金利上昇=財政破綻の嘘。経済再生を告げる産声
金利上昇は「財政破綻」の兆候ではない
最近、償還まで30年以上という「超長期金利」が急上昇している。2026年に入り3.7%台をつけるなど、かつてのゼロ近辺と比べると劇的な変化だ。これを見て、世間では「ついに国の借金が限界に達した」「国債が売られ、財政破綻が近づいている」といった不安を煽る声が方々で飛び交っている。しかし、マクロ経済のデータから見れば、この懸念は全くの的外れである。今の金利上昇は、決して財政崩壊を知らせるネガティブな兆候ではない。
超長期金利は何によって決まるのか
そもそも、30年や40年といった超長期の国債利回りは、何を目安にして決まるのだろうか。
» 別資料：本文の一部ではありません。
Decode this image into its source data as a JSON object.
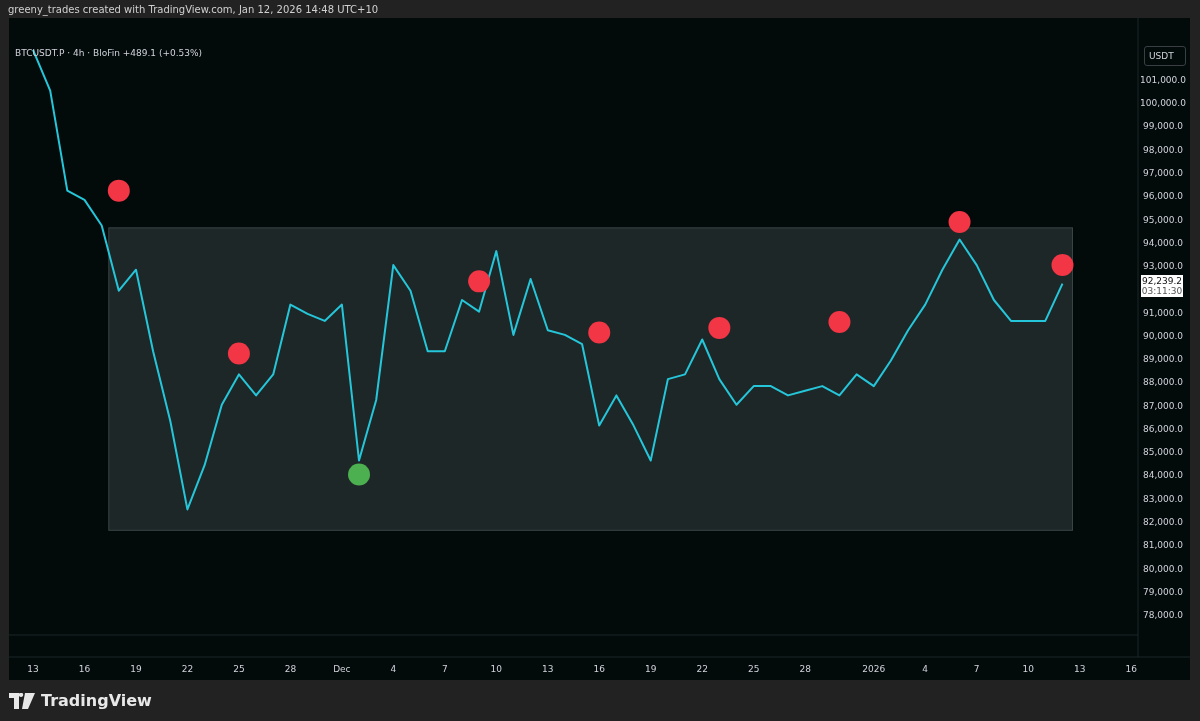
{
  "header": {
    "text": "greeny_trades created with TradingView.com, Jan 12, 2026 14:48 UTC+10"
  },
  "chart": {
    "legend": "· 4h · BloFin  +489.1 (+0.53%)",
    "currency_button": "USDT",
    "last_price": {
      "price": "92,239.2",
      "countdown": "03:11:30"
    },
    "chart_data": {
      "type": "line",
      "categories": [
        "13",
        null,
        null,
        "16",
        null,
        null,
        "19",
        null,
        null,
        "22",
        null,
        null,
        "25",
        null,
        null,
        "28",
        null,
        null,
        "Dec",
        null,
        null,
        "4",
        null,
        null,
        "7",
        null,
        null,
        "10",
        null,
        null,
        "13",
        null,
        null,
        "16",
        null,
        null,
        "19",
        null,
        null,
        "22",
        null,
        null,
        "25",
        null,
        null,
        "28",
        null,
        null,
        null,
        "2026",
        null,
        null,
        "4",
        null,
        null,
        "7",
        null,
        null,
        "10",
        null,
        null,
        "13",
        null,
        null,
        "16"
      ],
      "series": [
        {
          "name": "BTCUSDT.P",
          "color": "#26c6da",
          "values": [
            102250,
            100500,
            96200,
            95800,
            94700,
            91900,
            92800,
            89300,
            86300,
            82500,
            84400,
            87000,
            88300,
            87400,
            88300,
            91300,
            90900,
            90600,
            91300,
            84600,
            87200,
            93000,
            91900,
            89300,
            89300,
            91500,
            91000,
            93600,
            90000,
            92400,
            90200,
            90000,
            89600,
            86100,
            87400,
            86100,
            84600,
            88100,
            88300,
            89800,
            88100,
            87000,
            87800,
            87800,
            87400,
            87600,
            87800,
            87400,
            88300,
            87800,
            88900,
            90200,
            91300,
            92800,
            94100,
            93000,
            91500,
            90600,
            90600,
            90600,
            92200,
            null,
            null,
            null,
            null
          ]
        },
        {
          "type": "scatter",
          "color": "#f23645",
          "values": [
            null,
            null,
            null,
            null,
            null,
            96200,
            null,
            null,
            null,
            null,
            null,
            null,
            89200,
            null,
            null,
            null,
            null,
            null,
            null,
            null,
            null,
            null,
            null,
            null,
            null,
            null,
            92300,
            null,
            null,
            null,
            null,
            null,
            null,
            90100,
            null,
            null,
            null,
            null,
            null,
            null,
            90300,
            null,
            null,
            null,
            null,
            null,
            null,
            90550,
            null,
            null,
            null,
            null,
            null,
            null,
            94850,
            null,
            null,
            null,
            null,
            null,
            93000,
            null,
            null,
            null,
            null
          ]
        },
        {
          "type": "scatter",
          "color": "#4caf50",
          "values": [
            null,
            null,
            null,
            null,
            null,
            null,
            null,
            null,
            null,
            null,
            null,
            null,
            null,
            null,
            null,
            null,
            null,
            null,
            null,
            84000,
            null,
            null,
            null,
            null,
            null,
            null,
            null,
            null,
            null,
            null,
            null,
            null,
            null,
            null,
            null,
            null,
            null,
            null,
            null,
            null,
            null,
            null,
            null,
            null,
            null,
            null,
            null,
            null,
            null,
            null,
            null,
            null,
            null,
            null,
            null,
            null,
            null,
            null,
            null,
            null,
            null,
            null,
            null,
            null,
            null
          ]
        }
      ],
      "ylim": [
        77100,
        103620
      ],
      "yticks": [
        {
          "value": 101000,
          "label": "101,000.0"
        },
        {
          "value": 100000,
          "label": "100,000.0"
        },
        {
          "value": 99000,
          "label": "99,000.0"
        },
        {
          "value": 98000,
          "label": "98,000.0"
        },
        {
          "value": 97000,
          "label": "97,000.0"
        },
        {
          "value": 96000,
          "label": "96,000.0"
        },
        {
          "value": 95000,
          "label": "95,000.0"
        },
        {
          "value": 94000,
          "label": "94,000.0"
        },
        {
          "value": 93000,
          "label": "93,000.0"
        },
        {
          "value": 91000,
          "label": "91,000.0"
        },
        {
          "value": 90000,
          "label": "90,000.0"
        },
        {
          "value": 89000,
          "label": "89,000.0"
        },
        {
          "value": 88000,
          "label": "88,000.0"
        },
        {
          "value": 87000,
          "label": "87,000.0"
        },
        {
          "value": 86000,
          "label": "86,000.0"
        },
        {
          "value": 85000,
          "label": "85,000.0"
        },
        {
          "value": 84000,
          "label": "84,000.0"
        },
        {
          "value": 83000,
          "label": "83,000.0"
        },
        {
          "value": 82000,
          "label": "82,000.0"
        },
        {
          "value": 81000,
          "label": "81,000.0"
        },
        {
          "value": 80000,
          "label": "80,000.0"
        },
        {
          "value": 79000,
          "label": "79,000.0"
        },
        {
          "value": 78000,
          "label": "78,000.0"
        }
      ],
      "bands": [
        {
          "axis": "y",
          "from": 81600,
          "to": 94600
        }
      ]
    }
  },
  "footer": {
    "logo": "TradingView"
  }
}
何十年も先の日銀の政策金利を正確に予想することなど誰にもできない。そのため、投資家は「日本経済全体の名目GDP成長率」が将来どの程度になるかを指標として売買を行う。 つまり、名目GDPの成長率が高まれば超長期金利も上がり、経済が停滞すれば金利も下がるというシンプルな構造なのだ。かつて超長期金利が1%以下の水準を這いつくばっていたのは、日本がデフレに苦しみ、全く成長しない「0%成長」の時代だったからに過ぎない。
「名目3%成長」という日本経済の復活
では、なぜ今になって金利が3%台後半にまで上がってきたのか。それは、積極財政をはじめとする政策効果により、日本がいよいよ「実質成長率1%」と「物価上昇2%」を合わせた、「名目3%台の成長」が期待できる国へと復活してきたからだ。 将来の経済が3%成長する見込みであるならば、超長期金利が3%台で推移するのは極めて健全で自然な姿といえる。決して、国債の信認が失われて投げ売りされているわけではない。一向に膨らまなかった日本経済が、ようやく自力で成長できるフェーズに入った証拠なのである。
金利のある世界は「再生のシナリオ」
もちろん、指標となる10年国債の金利も緩やかに上昇している。しかし日銀は、日本の内需の回復度合いを慎重に見極めながら、景気を冷やさないペースで利上げを行っており、実質的にはまだ緩和的な環境が保たれている。 今後、日本の内需が力強く拡大し、デフレから完全に脱却すれば、長期金利が3%、超長期金利が4%へと健全に上昇していく日も来るだろう。今起きている金利の上昇は、財政破綻の足音などではない。日本経済が力強い「再生のシナリオ」を歩み始めたことを証明する、確かな産声といえる。